Sementara itu, terpilihnya Ross Stewart melengkapi comeback internasional yang menginspirasi. Penyerang Southampton itu kembali ke tim nasional setelah absen selama empat tahun, setelah menarik perhatian Clarke dengan mencetak lima gol dalam sepuluh pertandingan terakhirnya di musim domestik. Clarke mencatat bahwa Stewart sudah terintegrasi dengan baik ke dalam dinamika skuad dari keterlibatannya sebelumnya dan telah membuktikan kemampuannya untuk memberikan hasil di momen-momen penting setelah mengatasi masa sulit akibat cedera. Meskipun cedera pergelangan kaki yang dialami Tommy Conway di menit-menit akhir mengurangi kedalaman lini serang Clarke, sang manajer mengklarifikasi bahwa Stewart sudah masuk dalam rencana Piala Dunianya sebelum cedera itu terjadi.

Stewart bergabung dengan lini depan yang tangguh yang menampilkan Ché Adams, Lyndon Dykes, George Hirst, dan Lawrence Shankland. Shankland berangkat ke Amerika Utara setelah menjalani musim individu yang sensasional bersama Hearts, sementara Adams dan Dykes tetap menjadi titik fokus andalan yang secara historis diandalkan Clarke. Hirst mempertahankan posisinya setelah secara teratur tampil dalam skuad-skuad sebelumnya, sekali lagi membuktikan preferensi manajer untuk kontinuitas.

Daftar Resmi 26 Pemain

Susunan skuad resmi Asosiasi Sepak Bola Skotlandia terdiri dari tiga penjaga gawang, sepuluh pemain bertahan, delapan gelandang, dan lima penyerang. Unit pertahanan diperkuat oleh kapten Andy Robertson, bersama Kieran Tierney, Aaron Hickey, Grant Hanley, dan John Souttar. Lini tengah diisi oleh pemain-pemain berbakat dari Premier League dan Eropa, termasuk Scott McTominay, John McGinn, Billy Gilmour, dan Lewis Ferguson.

Penjaga gawang

  • Craig Gordon (Hearts)
  • Angus Gunn (Norwich City)
  • Liam Kelly (Motherwell)

Para pembela

  • Grant Hanley (Norwich City)
  • Jack Hendry (Al-Ettifaq)
  • Aaron Hickey (Brentford)
  • Dom Hyam (Blackburn Rovers)
  • Scott McKenna (Kopenhagen)
  • Nathan Patterson (Everton)
  • Anthony Ralston (Celtic)
  • Andy Robertson (Liverpool)
  • John Souttar (Rangers)
  • Kieran Tierney (Real Sociedad)

Gelandang

  • Ryan Christie (Bournemouth)
  • Findlay Curtis (Rangers / Kilmarnock)
  • Lewis Ferguson (Bologna)
  • Ben Gannon-Doak (Reds)
  • Billy Gilmour (Brighton & Hove Albion)
  • John McGinn (Aston Villa)
  • Kenny McLean (Norwich City)
  • Scott McTominay (Manchester United)

Maju

  • Ché Adams (Southampton)
  • Lyndon Dykes (Queens Park Rangers)
  • George Hirst (Ipswich Town)
  • Lawrence Shankland (Hearts)
  • Ross Stewart (Southampton)

Tak pelak lagi, beberapa nama terkenal gagal masuk dalam daftar final.
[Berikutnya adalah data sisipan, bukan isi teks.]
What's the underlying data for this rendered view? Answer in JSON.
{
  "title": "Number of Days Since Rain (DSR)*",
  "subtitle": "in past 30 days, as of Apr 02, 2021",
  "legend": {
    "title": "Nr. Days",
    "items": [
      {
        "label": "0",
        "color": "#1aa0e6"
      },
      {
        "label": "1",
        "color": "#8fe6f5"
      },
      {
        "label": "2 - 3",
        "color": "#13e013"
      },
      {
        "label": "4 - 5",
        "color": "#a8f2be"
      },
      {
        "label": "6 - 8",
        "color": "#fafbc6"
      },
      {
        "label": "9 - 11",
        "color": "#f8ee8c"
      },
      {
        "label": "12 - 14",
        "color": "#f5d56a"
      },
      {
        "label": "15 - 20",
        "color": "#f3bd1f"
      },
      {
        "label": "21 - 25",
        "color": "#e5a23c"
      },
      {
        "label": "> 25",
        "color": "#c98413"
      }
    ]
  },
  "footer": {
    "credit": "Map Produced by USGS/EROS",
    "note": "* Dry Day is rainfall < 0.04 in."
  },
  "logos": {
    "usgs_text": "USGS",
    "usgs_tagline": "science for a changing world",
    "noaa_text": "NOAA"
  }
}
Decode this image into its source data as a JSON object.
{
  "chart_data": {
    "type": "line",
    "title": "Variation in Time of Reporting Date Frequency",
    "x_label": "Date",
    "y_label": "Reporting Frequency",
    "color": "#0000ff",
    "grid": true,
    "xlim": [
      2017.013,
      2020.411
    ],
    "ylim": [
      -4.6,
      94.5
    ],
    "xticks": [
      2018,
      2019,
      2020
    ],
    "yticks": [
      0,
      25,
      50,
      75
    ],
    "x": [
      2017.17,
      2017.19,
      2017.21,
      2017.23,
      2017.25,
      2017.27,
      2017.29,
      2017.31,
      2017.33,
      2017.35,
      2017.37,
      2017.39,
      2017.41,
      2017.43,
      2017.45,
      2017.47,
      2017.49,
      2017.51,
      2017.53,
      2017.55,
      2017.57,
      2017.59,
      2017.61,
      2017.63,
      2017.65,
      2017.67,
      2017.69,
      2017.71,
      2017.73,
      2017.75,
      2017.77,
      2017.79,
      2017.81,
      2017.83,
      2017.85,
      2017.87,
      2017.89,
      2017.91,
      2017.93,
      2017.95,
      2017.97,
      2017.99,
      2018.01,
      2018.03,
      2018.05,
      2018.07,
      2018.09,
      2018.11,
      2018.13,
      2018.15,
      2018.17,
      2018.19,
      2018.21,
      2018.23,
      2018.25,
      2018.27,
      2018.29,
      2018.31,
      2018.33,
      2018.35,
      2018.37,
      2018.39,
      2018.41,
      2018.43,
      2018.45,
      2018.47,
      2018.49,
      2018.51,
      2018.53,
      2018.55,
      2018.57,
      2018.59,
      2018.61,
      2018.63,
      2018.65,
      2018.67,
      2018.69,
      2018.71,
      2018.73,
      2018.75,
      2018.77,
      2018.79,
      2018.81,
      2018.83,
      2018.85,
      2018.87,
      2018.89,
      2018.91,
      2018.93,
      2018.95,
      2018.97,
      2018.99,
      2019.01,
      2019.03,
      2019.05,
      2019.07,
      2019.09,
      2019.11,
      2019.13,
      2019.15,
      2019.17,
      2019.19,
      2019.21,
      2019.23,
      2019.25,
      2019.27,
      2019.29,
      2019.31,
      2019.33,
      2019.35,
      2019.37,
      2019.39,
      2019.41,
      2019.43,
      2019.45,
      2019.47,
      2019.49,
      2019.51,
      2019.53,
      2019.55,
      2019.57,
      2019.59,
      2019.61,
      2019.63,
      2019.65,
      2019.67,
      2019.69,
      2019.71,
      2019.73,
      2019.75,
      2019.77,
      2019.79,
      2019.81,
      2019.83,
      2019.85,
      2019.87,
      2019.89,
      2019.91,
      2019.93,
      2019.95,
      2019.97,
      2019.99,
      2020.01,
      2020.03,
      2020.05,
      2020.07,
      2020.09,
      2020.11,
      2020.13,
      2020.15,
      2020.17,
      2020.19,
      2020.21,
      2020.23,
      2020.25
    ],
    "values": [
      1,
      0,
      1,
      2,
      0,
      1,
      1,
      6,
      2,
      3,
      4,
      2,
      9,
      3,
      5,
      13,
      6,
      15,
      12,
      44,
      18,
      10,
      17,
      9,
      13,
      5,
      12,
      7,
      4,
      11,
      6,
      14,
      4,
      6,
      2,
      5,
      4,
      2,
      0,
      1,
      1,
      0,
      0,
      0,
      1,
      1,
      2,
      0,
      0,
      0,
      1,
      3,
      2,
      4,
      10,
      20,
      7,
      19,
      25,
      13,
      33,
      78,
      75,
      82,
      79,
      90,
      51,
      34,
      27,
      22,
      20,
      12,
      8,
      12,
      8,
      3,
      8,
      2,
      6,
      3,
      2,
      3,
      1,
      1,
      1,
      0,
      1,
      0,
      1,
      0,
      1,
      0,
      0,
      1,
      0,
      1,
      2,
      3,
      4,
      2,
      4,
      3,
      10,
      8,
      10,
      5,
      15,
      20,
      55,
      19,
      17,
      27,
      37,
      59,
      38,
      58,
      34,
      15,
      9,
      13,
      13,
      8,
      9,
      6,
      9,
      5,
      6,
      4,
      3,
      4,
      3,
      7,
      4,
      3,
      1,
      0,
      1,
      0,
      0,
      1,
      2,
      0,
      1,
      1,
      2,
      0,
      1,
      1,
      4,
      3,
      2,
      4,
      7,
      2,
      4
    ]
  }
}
The Guardian mengkonfirmasi bahwa Lennon Miller, Oli McBurnie, dan Ross McCrorie termasuk di antara mereka yang tidak termasuk dalam rombongan yang berangkat, sementara impian Conway untuk mengikuti turnamen berakhir tragis karena cedera pergelangan kakinya. Menunjukkan kemampuan manajemen pemain yang telah menjadi ciri khas masa jabatannya, Clarke secara pribadi menghubungi para pemain yang gagal masuk daftar final untuk menjelaskan alasan taktisnya, menggarisbawahi keputusan sulit yang diperlukan untuk menyelesaikan skuad Piala Dunia bersejarah Skotlandia.